- Location of Weldon Spring Heights, Missouri
- Coordinates: 38°42′19″N 90°41′10″W﻿ / ﻿38.70528°N 90.68611°W
- Country: United States
- State: Missouri
- County: St. Charles

Area
- • Total: 0.097 sq mi (0.25 km^{2})
- • Land: 0.097 sq mi (0.25 km^{2})
- • Water: 0 sq mi (0.00 km^{2})
- Elevation: 617 ft (188 m)

Population (2020)
- • Total: 93
- • Density: 966.6/sq mi (373.21/km^{2})
- Time zone: UTC-6 (Central (CST))
- • Summer (DST): UTC-5 (CDT)
- FIPS code: 29-78334
- GNIS feature ID: 0756884

= Weldon Spring Heights, Missouri =

Weldon Spring Heights is a small village in St.

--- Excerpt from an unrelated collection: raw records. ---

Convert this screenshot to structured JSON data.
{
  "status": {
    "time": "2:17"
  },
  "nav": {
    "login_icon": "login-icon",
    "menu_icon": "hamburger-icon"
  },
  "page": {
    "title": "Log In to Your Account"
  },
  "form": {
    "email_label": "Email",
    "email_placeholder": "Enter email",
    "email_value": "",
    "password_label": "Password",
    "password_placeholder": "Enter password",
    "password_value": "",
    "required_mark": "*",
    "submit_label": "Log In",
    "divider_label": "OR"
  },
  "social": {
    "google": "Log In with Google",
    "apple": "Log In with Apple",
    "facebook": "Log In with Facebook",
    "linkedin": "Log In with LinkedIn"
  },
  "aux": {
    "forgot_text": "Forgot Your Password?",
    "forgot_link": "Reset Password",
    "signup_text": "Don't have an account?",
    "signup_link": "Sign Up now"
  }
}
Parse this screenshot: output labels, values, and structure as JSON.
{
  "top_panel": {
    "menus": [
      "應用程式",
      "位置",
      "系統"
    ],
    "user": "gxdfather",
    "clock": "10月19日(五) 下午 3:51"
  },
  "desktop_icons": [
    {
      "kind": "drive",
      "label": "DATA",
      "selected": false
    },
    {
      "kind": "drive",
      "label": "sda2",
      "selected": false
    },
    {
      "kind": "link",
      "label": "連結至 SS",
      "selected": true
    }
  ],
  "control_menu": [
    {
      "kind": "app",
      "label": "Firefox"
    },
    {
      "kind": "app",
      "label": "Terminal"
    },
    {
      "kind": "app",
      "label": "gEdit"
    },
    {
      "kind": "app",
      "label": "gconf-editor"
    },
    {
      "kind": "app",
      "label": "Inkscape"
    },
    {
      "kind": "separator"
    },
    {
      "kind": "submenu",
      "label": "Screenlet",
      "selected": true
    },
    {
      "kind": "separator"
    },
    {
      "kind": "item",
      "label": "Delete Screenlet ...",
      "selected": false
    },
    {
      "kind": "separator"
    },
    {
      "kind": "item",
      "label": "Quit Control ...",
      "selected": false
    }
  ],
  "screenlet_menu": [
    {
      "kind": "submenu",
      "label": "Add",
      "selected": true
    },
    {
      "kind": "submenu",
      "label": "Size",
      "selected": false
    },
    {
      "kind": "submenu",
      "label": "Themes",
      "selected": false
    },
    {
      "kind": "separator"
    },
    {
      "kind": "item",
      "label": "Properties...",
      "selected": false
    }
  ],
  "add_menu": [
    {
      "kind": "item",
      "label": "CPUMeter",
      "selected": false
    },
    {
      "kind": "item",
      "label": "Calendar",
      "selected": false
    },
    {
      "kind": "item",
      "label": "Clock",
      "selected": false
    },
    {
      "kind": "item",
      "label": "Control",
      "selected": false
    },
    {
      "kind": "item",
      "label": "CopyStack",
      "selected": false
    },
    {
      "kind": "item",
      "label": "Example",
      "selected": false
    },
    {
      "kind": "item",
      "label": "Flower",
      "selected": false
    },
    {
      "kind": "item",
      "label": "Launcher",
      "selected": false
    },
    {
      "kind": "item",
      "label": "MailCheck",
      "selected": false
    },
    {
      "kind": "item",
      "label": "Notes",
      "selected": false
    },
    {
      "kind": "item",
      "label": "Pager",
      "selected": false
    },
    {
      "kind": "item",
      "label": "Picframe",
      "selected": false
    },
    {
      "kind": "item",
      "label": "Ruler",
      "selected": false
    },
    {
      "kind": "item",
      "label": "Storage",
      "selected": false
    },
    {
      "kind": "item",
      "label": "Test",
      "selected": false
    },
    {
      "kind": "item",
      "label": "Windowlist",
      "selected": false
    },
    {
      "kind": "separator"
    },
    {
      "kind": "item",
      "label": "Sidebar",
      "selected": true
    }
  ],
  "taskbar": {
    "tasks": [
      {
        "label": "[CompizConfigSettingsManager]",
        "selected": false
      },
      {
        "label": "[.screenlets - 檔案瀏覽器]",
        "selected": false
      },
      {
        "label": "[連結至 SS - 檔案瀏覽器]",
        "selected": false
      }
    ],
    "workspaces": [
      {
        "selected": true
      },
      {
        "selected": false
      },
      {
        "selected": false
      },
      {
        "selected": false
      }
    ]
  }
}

Charles County, Missouri, United States, approximately 30 miles west of St. Louis. According to the 2020 census, the population was 93.

==Geography==
Weldon Spring Heights is located approximately 30 miles west of St. Louis and accessible via Missouri State Route 94.

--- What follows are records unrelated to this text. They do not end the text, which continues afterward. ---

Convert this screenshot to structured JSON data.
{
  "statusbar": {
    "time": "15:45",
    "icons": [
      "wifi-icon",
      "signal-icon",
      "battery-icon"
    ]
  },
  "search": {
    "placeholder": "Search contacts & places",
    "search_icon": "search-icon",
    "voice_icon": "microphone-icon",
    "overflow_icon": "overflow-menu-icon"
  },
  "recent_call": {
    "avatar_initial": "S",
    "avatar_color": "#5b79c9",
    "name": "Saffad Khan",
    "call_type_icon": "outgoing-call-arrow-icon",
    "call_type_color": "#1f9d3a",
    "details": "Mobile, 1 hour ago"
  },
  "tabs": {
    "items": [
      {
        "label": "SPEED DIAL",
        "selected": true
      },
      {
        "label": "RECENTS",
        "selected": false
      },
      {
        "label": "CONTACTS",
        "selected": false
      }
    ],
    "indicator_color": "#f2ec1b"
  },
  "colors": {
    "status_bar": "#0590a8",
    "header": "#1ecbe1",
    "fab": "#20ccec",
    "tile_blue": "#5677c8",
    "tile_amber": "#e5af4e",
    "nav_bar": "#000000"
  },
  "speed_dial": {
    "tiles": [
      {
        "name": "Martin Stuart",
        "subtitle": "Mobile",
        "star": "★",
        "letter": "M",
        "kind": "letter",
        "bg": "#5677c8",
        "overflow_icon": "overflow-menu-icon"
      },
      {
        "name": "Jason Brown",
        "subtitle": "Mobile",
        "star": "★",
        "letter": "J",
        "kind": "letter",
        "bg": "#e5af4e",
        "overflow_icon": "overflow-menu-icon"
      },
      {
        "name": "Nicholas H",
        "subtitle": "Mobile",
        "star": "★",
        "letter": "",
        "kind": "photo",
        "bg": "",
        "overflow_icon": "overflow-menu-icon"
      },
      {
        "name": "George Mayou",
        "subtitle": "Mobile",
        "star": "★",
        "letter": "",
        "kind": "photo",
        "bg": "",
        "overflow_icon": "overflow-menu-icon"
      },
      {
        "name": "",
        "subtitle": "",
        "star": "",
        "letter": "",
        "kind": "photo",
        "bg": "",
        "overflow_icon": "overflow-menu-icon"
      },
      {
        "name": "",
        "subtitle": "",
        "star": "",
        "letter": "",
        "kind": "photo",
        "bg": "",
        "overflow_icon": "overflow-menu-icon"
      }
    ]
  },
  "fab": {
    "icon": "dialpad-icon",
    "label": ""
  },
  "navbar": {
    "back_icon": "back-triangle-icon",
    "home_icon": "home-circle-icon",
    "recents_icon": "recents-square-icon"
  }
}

The United States Census Bureau reports the village has a total area of 0.09 sqmi all of which is land.

==Demographics==

Historical population
| Census | Pop. | Note | %± |
| 1970 | 172 |  | — |
| 1980 | 144 |  | −16.3% |
| 1990 | 82 |  | −43.1% |
| 2000 | 79 |  | −3.7% |
| 2010 | 91 |  | 15.2% |
| 2020 | 93 |  | 2.2% |
U.S. Decennial Census

===2010 census===
As per the census of 2010, the village had a population of 91, consisting of 35 households and 33 families. The population density was 1011.1 PD/sqmi, with 36 housing units averaging a density of 400.0 /sqmi. The racial makeup of the village was predominantly White at 89.0%, with 9.9% from other races, and 1.1% identifying with two or more races. Hispanic or Latino of any race accounted for 9.9% of the population.

In 2010, 22.9% of households had children under 18, 80.0% were married couples living together, 5.7% had a female householder with no husband present, 8.6% had a male householder with no wife present, and 5.7% were non-families. Individuals made up 2.9% of all households, with an equal percentage having a resident who was 65 or older living alone. The average household size was 2.60, with the average family size being 2.64.

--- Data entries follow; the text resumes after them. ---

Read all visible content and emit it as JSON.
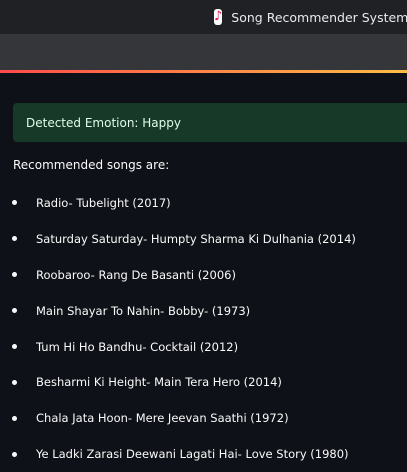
{
  "browser": {
    "tab_title": "Song Recommender System",
    "tab_icon": "music-note-icon"
  },
  "app": {
    "alert_text": "Detected Emotion: Happy",
    "recommend_heading": "Recommended songs are:",
    "songs": [
      "Radio- Tubelight (2017)",
      "Saturday Saturday- Humpty Sharma Ki Dulhania (2014)",
      "Roobaroo- Rang De Basanti (2006)",
      "Main Shayar To Nahin- Bobby- (1973)",
      "Tum Hi Ho Bandhu- Cocktail (2012)",
      "Besharmi Ki Height- Main Tera Hero (2014)",
      "Chala Jata Hoon- Mere Jeevan Saathi (1972)",
      "Ye Ladki Zarasi Deewani Lagati Hai- Love Story (1980)"
    ]
  },
  "colors": {
    "background": "#0e1117",
    "success_bg": "#173928",
    "success_text": "#dffde9",
    "accent_red": "#ff4b4b",
    "accent_yellow": "#ffbd45"
  }
}
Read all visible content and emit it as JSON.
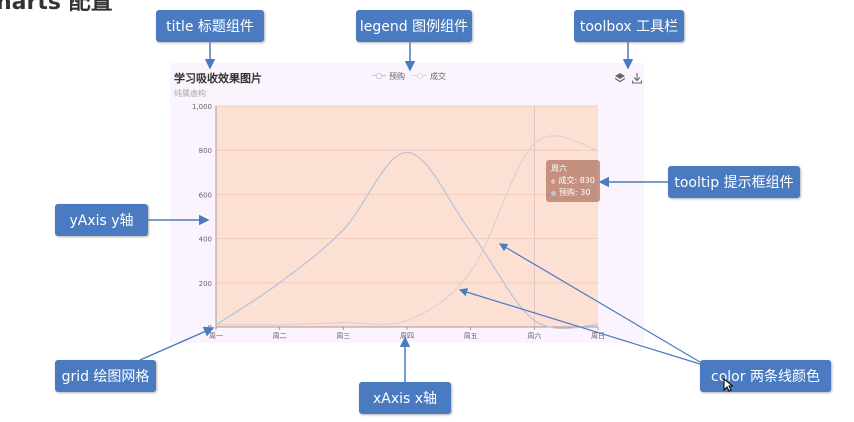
{
  "page": {
    "heading": "harts 配置"
  },
  "callouts": {
    "title": "title 标题组件",
    "legend": "legend 图例组件",
    "toolbox": "toolbox 工具栏",
    "tooltip": "tooltip 提示框组件",
    "yaxis": "yAxis y轴",
    "grid": "grid 绘图网格",
    "xaxis": "xAxis x轴",
    "color": "color 两条线颜色"
  },
  "toolbox": {
    "icons": [
      "layers-icon",
      "download-icon"
    ]
  },
  "tooltip": {
    "header": "周六",
    "rows": [
      "成交: 830",
      "预购: 30"
    ]
  },
  "colors": {
    "grid_bg": "#fde0d4",
    "panel_bg": "#fbf3fd",
    "series_预购": "#b9c4dc",
    "series_成交": "#e6cfcf",
    "callout_bg": "#4a7bc1"
  },
  "chart_data": {
    "type": "line",
    "title": "学习吸收效果图片",
    "subtitle": "纯属虚构",
    "categories": [
      "周一",
      "周二",
      "周三",
      "周四",
      "周五",
      "周六",
      "周日"
    ],
    "series": [
      {
        "name": "预购",
        "values": [
          10,
          200,
          440,
          790,
          430,
          30,
          10
        ]
      },
      {
        "name": "成交",
        "values": [
          10,
          10,
          20,
          30,
          250,
          830,
          800
        ]
      }
    ],
    "ylim": [
      0,
      1000
    ],
    "yticks": [
      0,
      200,
      400,
      600,
      800,
      "1,000"
    ],
    "grid": true,
    "legend_position": "top-center",
    "smooth": true
  }
}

The median age in the village was 55.5 years, with 15.4% of residents under 18; 7.7% between 18 and 24; 3.3% between 25 and 44; 40.7% between 45 and 64; and 33% aged 65 or older. The gender makeup of the village was 54.9% male and 45.1% female.

===2000 census===
The census of 2000 reported 79 residents, consisting of 32 households, and 27 families in the town. The population density was 880.5 PD/sqmi. There were 32 housing units at an average density of 356.7 /sqmi. The racial makeup of the town was 100.00% White. Hispanic or Latino of any race were 2.53% of the population.

In 2000, 21.9% of households had children under the age of 18 living with them, 75.0% were married couples living together, 6.3% had a female householder with no husband present, and 15.6% were non-families. Individual residents made up 12.5% of all households, with 9.4% of households consisting of someone living alone who was 65 years of age or older. The average household size was 2.47 and the average family size was 2.67.
The population was spread out, with 20.3% under the age of 18, 3.8% from 18 to 24, 20.3% from 25 to 44, 34.2% from 45 to 64, and 21.5% who were 65 years of age or older. The median age was 46 years. For every 100 females, there were 107.9 males. For every 100 females age 18 and over, there were 103.2 males.

The median income for a household in the town was $60,625, with a median income of $78,644 for a family. Males had a median income of $38,750 versus $43,750 for females. The per capita income for the town was $25,627. No families and 4.9% of the population lived below the poverty line, including no one under eighteen, and 8.0% of those over 64.

==Education==
It is in the Francis Howell R-III School District.